There were people there who heard them quarreling, and tho Tobacco staid on, whenever she would be in a house and hear people laughing she would think they were laughing at her. And she became very sad, and one day sank down in her house and went westward and came to a house there.

And the person who lived there told her where to sleep, saying, “Many people stop here, and that is where they sleep.”

But she said: “I am travelling, and no one knows where I am, and if any one follows me, and comes here, you tell them that you saw me, that I left very early in the morning and you do not know which way I went.” And she told him that she did not know herself which way she would go, and at night, when she went to bed, she brought a strong wind, and when she wanted to leave she sank down and went westward, and the wind blew away all her tracks.

And she came to the Mohaves and lived there in a high mountain, Cheof Toe-ahk, or tall mountain, which has a cliff very hard to climb, but Tobacco stood up there.

And after Tobacco had gone, Corn remained, but when corn-planting time came none was planted, because there was no rain.
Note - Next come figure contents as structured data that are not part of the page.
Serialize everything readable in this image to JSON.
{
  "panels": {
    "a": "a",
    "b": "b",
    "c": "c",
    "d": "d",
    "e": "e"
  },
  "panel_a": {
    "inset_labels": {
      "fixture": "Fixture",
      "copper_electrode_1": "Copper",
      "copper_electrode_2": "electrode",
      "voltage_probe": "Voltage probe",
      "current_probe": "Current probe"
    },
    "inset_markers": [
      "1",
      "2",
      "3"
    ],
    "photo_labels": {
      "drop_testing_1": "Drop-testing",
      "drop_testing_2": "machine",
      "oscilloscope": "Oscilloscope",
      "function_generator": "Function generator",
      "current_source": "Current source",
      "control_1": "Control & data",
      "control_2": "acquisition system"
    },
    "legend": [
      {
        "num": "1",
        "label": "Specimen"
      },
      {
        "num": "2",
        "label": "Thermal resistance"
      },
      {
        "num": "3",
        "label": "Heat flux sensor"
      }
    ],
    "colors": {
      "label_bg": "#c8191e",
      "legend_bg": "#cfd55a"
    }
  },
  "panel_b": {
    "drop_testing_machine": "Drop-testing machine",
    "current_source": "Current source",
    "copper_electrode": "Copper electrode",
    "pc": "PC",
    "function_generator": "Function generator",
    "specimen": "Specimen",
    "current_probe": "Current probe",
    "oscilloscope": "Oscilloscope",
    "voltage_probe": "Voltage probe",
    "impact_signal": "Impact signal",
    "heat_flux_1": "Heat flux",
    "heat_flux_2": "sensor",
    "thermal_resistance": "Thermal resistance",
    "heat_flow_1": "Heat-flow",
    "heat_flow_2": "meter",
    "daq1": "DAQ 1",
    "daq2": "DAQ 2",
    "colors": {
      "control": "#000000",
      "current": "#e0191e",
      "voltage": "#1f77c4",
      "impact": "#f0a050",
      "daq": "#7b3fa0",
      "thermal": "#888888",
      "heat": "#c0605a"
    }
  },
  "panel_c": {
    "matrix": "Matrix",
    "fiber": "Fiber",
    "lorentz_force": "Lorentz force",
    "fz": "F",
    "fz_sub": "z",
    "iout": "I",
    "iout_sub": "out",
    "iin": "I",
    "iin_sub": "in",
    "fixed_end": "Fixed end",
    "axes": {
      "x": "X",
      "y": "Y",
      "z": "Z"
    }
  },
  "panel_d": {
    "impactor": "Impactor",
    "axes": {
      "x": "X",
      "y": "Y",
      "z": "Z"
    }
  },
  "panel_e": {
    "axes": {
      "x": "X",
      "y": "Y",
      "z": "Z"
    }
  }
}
And so it went on—all summer, and people began to say: “It is so, when Tobacco was here, we had plenty of rain, and now we have not any, and she must have had wonderful power.”

And the people scolded Corn for sending Tobacco away, and told him to go away himself, and then they sent for Tobacco to come back, that they might have rain again.

And Corn left, going toward the east, singing all the way, taking Pumpkin with him, who was singing too, saying they were going where there was plenty of moisture.